L'ignorance, obstacle ou tremplin à la connaissance?

Il est éclairant de comparer ce que représente la notion d'ignorance pour les deux auteurs. Ces
derniers semblent grandement diverger sur ce point qui pour l'un est la clé de la connaissance, et pour
l'autre est un obstacle à ce que la connaissance avance. Pour Edgar Morin, l'ignorance est ce sur quoi il
faut travailler. Il faut s'attarder à déceler ce que l'on ignore dans ce que nous connaissons, et ainsi nous
obtiendrons des connaissances mieux connues. Au contraitre, pour Feyerabend, le système de
rationalisme occidental dans lequel il regrette que la société se soit embourbée se perpétuerait en partie
à cause de l'ignorance de ses acteurs. C'est parce que les intellectuels ignorent que d'autres moyens sont
bons, que d'autres moyens apportent leurs preuves, que le système continue à s'auto-proclamer le
meilleur système possible.

Edgard Morin part du constat que nous connaissons mal les connaissances que nous croyons
posséder, ce qui siginifie peu à ses yeux, que « cette connaissance est mal connue, mal connaissante,
morcelée, ignorante de son propre inconnu comme de son connu ». En conséquence il souhaite que l'on
cesse de considérer nos connaissances avec suffisance, en imaginant qu'on leur accorde autant de sens
qu'elles en renferment « Il nous faut partir de l'extinction des fausses clartés.
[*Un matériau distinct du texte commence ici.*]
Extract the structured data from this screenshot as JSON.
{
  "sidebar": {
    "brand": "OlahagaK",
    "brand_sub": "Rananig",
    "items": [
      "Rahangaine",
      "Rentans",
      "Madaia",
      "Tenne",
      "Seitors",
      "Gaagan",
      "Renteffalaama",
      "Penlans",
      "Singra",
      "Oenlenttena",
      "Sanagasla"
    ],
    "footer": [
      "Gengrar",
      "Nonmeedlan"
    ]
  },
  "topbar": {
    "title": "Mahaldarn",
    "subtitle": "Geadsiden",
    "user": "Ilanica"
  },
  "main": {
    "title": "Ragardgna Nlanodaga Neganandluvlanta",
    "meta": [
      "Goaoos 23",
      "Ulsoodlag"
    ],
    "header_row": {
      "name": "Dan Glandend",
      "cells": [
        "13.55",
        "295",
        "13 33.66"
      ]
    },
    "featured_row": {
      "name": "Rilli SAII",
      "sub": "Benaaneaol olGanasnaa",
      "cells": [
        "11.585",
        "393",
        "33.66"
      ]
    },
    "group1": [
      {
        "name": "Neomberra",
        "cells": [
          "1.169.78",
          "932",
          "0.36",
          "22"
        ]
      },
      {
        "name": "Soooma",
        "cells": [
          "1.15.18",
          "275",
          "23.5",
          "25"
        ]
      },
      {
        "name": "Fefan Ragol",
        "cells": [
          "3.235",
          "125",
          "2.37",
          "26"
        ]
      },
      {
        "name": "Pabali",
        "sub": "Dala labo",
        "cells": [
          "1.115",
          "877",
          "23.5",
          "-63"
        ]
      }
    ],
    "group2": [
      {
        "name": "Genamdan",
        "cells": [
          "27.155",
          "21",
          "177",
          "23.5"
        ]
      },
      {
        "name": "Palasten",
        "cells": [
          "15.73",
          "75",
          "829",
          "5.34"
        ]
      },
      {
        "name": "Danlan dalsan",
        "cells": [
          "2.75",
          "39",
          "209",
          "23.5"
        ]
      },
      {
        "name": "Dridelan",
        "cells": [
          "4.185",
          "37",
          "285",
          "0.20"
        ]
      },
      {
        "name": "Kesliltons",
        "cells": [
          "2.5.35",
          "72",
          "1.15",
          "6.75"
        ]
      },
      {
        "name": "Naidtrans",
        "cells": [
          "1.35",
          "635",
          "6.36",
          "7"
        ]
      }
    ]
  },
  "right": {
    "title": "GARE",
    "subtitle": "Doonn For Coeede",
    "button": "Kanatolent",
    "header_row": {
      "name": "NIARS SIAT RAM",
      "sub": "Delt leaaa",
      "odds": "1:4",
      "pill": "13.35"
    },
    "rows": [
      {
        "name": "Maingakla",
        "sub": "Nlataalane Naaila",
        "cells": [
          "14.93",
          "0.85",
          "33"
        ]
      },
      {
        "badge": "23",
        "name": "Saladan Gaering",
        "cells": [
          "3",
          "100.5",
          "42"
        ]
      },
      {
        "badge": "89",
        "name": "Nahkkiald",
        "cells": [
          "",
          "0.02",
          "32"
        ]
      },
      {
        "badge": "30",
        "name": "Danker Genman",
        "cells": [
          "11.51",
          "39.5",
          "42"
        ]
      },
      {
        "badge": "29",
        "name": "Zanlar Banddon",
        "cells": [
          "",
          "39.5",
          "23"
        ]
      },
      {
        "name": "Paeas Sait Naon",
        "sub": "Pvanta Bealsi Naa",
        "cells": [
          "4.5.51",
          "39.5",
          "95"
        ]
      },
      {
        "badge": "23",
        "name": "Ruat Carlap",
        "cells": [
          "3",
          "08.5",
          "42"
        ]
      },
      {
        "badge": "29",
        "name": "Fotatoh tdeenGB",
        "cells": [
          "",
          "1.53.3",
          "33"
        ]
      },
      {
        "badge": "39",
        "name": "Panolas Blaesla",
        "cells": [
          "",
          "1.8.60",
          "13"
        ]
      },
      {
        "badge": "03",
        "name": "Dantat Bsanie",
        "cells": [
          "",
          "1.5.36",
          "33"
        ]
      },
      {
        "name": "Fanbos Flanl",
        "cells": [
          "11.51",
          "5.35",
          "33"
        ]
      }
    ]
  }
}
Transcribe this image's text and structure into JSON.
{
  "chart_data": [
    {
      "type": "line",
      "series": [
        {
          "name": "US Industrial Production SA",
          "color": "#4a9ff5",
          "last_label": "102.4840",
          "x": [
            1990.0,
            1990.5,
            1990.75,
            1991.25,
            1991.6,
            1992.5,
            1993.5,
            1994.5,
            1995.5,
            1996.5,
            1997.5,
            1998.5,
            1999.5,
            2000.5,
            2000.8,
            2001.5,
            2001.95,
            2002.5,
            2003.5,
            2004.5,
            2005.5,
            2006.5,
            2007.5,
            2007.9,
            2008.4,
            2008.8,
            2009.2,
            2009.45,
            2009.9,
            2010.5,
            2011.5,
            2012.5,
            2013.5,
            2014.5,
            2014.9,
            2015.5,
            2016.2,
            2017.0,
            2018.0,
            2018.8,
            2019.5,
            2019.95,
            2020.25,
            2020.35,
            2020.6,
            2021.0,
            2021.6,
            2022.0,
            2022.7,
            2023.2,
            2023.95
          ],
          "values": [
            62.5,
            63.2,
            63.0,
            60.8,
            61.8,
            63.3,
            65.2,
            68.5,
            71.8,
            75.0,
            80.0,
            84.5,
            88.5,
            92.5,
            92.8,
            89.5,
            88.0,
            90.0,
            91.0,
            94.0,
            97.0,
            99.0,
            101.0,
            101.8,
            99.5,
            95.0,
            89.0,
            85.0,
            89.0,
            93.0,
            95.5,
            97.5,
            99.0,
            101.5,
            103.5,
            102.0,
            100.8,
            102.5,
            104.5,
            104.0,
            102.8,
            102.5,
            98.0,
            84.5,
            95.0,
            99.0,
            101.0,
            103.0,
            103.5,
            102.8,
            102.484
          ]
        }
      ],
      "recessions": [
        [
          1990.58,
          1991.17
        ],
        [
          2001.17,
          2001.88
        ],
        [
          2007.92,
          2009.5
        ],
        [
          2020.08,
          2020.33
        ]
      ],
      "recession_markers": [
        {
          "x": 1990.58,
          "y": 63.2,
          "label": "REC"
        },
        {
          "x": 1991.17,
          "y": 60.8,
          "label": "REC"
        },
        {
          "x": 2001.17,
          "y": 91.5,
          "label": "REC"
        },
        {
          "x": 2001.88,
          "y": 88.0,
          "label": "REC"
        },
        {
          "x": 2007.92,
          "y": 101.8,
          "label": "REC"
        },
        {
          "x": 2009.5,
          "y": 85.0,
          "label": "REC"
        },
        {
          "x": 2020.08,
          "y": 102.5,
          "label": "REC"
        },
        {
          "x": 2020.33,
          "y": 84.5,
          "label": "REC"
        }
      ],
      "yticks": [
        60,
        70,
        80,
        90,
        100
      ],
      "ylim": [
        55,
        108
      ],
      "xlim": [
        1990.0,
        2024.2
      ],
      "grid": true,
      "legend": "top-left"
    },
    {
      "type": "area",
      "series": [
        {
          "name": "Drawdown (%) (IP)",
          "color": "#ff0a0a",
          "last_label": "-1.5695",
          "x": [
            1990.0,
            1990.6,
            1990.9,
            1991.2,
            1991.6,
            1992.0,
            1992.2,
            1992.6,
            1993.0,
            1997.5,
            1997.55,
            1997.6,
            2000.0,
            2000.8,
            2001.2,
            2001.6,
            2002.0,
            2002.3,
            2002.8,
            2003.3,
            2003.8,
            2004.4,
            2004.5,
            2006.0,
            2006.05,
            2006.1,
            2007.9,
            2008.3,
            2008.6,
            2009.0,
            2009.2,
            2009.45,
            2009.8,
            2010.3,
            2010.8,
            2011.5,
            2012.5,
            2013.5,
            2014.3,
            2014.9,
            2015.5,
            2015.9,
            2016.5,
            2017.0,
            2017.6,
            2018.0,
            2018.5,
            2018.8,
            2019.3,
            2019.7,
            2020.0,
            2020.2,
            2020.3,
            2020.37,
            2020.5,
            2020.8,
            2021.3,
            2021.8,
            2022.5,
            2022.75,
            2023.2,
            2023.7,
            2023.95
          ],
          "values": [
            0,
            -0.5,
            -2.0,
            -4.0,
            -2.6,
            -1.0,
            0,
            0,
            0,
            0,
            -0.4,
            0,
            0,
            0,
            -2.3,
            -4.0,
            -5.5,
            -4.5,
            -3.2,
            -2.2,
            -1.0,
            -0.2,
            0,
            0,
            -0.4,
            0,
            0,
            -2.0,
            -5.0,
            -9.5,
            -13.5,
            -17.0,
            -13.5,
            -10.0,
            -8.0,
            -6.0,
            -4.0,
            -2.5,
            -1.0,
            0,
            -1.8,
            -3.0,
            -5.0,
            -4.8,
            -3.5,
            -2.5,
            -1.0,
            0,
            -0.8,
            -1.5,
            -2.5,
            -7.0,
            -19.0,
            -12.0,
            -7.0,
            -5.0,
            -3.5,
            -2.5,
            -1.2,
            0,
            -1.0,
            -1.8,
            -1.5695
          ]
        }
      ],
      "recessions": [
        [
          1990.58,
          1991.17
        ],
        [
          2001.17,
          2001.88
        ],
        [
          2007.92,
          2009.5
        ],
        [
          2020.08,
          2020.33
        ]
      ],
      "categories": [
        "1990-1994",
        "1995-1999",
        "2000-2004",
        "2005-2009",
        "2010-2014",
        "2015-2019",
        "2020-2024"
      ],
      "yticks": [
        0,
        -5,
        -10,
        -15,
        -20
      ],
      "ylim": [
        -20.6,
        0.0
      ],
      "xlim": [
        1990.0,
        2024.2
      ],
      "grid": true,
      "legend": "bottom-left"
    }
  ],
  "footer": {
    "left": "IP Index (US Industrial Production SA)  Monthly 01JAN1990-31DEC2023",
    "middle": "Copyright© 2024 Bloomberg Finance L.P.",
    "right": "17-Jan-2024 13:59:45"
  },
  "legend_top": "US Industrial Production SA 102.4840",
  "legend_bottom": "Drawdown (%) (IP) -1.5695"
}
Non pas du clair et du
distinct, mais de l'obscur et de l'incertain; non plus de la connaissance assurée, mais de la critique de
l'assurance. ». La nouvelle méthode qu'il propose passera alors par un changement radical de
considération de nos connaissances, il faut déconstruire pour reconstruire. Il faut s'attacher à critiquer la
croyance que l'on a en nos connaissances. Pour cela, il faut prendre conscience de l'ignorance de nos
connaissances afin de ne pas sursimplifier le complexe « Enfin, l'acceptation de la confusion peut
devenir un moyen de résister à la simplification mutilatrice. ».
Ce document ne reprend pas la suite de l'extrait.